Back to Dove: think about it. How often do you discuss skincare brands in the course of a normal week? Exactly, so all publicity is good publicity, yes?
There are two ways to look at this
One perspective suggests that ‘bad boys’ are running the show and, whilst we might not like what they do, we go back and buy their products because, at the end of the day, they’re cheaper and/or better than other products. (And we’ve forgotten those products anyway because they weren’t in the news).

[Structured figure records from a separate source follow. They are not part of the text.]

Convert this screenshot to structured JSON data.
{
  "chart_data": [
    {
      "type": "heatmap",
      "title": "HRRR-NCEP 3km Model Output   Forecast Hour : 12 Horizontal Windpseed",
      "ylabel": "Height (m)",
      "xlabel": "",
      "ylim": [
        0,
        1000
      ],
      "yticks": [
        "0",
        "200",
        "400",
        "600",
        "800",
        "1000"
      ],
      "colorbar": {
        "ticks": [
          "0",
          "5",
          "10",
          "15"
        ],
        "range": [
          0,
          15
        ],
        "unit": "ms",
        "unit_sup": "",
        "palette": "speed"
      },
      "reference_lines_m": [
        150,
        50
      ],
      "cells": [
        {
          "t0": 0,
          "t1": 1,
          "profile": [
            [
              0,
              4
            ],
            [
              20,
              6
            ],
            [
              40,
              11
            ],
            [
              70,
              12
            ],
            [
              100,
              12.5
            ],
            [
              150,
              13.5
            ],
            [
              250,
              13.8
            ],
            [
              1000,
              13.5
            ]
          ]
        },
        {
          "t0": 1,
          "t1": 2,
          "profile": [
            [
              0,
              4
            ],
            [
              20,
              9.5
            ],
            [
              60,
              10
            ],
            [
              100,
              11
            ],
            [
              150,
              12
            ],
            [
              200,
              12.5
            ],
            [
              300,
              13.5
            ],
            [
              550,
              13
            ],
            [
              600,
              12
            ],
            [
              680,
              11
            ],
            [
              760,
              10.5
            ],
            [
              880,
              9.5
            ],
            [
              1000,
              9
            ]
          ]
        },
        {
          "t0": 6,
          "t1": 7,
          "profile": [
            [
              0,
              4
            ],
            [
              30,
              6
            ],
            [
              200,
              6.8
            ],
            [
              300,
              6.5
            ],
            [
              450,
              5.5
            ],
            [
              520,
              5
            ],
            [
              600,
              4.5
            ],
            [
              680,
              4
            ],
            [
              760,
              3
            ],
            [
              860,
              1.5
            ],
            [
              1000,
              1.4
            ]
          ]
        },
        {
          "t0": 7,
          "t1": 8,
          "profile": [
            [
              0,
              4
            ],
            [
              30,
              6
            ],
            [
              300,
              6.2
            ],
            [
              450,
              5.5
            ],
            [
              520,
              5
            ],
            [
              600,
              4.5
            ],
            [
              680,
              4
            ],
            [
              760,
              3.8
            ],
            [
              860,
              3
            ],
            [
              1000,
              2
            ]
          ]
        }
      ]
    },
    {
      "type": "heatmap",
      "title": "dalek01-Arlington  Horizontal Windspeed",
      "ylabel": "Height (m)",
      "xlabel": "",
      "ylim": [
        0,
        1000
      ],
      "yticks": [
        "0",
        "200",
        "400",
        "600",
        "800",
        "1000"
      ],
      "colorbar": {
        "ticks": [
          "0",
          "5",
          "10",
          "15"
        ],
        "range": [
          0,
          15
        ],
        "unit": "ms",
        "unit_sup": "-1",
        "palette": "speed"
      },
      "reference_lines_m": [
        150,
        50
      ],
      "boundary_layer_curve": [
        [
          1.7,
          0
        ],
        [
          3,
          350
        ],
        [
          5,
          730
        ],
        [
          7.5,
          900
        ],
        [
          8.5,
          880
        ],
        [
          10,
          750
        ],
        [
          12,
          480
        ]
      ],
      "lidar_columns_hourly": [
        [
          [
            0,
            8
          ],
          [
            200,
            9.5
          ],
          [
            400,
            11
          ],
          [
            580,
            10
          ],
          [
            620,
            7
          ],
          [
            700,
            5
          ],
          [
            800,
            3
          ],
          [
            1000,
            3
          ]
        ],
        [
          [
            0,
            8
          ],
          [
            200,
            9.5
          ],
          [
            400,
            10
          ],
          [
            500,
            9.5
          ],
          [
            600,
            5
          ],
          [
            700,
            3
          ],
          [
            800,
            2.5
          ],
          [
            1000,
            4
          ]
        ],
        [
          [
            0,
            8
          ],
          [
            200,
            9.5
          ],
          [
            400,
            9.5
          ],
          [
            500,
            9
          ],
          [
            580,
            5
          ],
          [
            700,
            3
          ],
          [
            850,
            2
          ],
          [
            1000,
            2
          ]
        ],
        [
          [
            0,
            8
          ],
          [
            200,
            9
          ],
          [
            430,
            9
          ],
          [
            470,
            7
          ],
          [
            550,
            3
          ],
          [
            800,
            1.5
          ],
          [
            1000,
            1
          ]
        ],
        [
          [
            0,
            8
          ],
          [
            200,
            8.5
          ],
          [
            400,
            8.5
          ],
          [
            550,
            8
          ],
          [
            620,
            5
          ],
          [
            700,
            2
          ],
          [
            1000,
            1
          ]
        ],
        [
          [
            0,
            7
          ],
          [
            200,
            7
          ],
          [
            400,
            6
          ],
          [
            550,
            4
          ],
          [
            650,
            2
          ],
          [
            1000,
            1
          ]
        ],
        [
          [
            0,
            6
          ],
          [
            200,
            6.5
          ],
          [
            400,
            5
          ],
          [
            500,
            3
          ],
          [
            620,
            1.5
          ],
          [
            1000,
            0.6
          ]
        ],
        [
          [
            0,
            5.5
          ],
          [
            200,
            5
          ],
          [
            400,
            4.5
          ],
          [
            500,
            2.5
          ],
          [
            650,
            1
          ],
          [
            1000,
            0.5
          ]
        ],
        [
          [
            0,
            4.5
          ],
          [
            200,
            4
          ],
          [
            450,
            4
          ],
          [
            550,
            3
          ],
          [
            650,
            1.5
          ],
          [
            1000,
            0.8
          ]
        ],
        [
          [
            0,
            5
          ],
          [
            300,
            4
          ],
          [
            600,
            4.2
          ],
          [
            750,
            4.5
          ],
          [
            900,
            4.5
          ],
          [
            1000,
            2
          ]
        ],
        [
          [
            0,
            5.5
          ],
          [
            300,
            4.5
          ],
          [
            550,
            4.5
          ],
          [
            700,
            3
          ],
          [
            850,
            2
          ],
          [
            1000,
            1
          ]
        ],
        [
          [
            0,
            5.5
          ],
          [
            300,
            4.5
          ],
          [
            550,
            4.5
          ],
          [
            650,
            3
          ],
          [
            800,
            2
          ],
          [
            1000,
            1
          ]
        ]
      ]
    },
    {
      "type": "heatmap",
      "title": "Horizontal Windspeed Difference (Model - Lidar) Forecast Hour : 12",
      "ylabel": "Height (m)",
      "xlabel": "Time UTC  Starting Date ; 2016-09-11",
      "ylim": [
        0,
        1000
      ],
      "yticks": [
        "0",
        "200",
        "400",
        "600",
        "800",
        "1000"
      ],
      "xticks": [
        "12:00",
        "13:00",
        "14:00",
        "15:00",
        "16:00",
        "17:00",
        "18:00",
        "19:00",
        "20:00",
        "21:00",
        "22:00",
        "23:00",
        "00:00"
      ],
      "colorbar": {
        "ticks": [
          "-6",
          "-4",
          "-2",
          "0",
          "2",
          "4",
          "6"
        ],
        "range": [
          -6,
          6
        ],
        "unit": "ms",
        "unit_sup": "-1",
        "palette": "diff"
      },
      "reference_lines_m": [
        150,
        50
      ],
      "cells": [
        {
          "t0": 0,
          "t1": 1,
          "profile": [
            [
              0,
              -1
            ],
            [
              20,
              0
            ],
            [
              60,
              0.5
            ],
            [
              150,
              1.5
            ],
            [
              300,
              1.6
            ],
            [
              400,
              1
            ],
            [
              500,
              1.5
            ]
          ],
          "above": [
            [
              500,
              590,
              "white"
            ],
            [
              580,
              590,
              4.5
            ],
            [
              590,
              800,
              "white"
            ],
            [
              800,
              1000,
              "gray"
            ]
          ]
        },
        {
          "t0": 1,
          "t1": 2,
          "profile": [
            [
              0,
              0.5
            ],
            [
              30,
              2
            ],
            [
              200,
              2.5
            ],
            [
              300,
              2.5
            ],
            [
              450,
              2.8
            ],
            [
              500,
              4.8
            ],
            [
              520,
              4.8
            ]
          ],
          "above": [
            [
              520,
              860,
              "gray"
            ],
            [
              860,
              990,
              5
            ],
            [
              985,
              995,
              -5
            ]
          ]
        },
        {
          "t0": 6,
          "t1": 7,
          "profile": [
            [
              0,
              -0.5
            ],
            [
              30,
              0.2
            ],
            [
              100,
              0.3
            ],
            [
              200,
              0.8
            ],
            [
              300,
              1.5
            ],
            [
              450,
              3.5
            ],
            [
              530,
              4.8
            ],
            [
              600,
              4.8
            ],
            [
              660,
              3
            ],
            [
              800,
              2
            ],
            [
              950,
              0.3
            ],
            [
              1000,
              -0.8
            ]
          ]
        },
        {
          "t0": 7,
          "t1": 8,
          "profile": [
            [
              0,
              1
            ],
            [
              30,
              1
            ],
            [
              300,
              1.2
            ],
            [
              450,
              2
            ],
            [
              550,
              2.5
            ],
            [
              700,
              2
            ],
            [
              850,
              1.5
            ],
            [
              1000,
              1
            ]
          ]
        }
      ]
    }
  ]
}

There’s definitely mileage in an edgy brand that has an element of ‘rebel’ about it – in the brewing industry, Brewdog has been successfully occupying this territory for a number of years (having some reasonable beers in their portfolio helps). Whether Dove thought a touch of rebel was worth pissing off thousands of women and men of colour for is a question worth asking though.
It’s not just Dove that falls into this category, Ryanair has been occupying the territory with a ‘man-you-love-to-hate’ (Michael O’Leary) in the driving seat. Like Dove, Ryanair can shoot itself in the foot – in this case by screwing up pilot rosters – but still stands a chance of posting great results because, if sufficient customers want to endure the many indignities and inconveniences of low-cost flying, then they will continue to do so.
The difference between Dove and Ryanair though is that it’s unlikely that Ryanair made some cynical calculation about the amount of publicity that would ensue from a mistake on pilot rostering.
The second, more constructive, approach to reputation is to place the customer at the centre of all decision-making. It’s hard to imagine that the customer was front of mind in whatever process led to the Facebook ad at Dove. In a genuinely customer-driven company, all relevant customer segments should be ‘present’ when key decisions are made, either by including actual customers or a sufficiently diverse panel of staff who can act as the voice.
In this environment, cynical decisions don’t get made, since the anticipated feelings of customers drive the process. And with social media acting as instant judge, jury and executioner of reputation, it’s worth paying a bit more attention to how any decision will play out in the court of public opinion.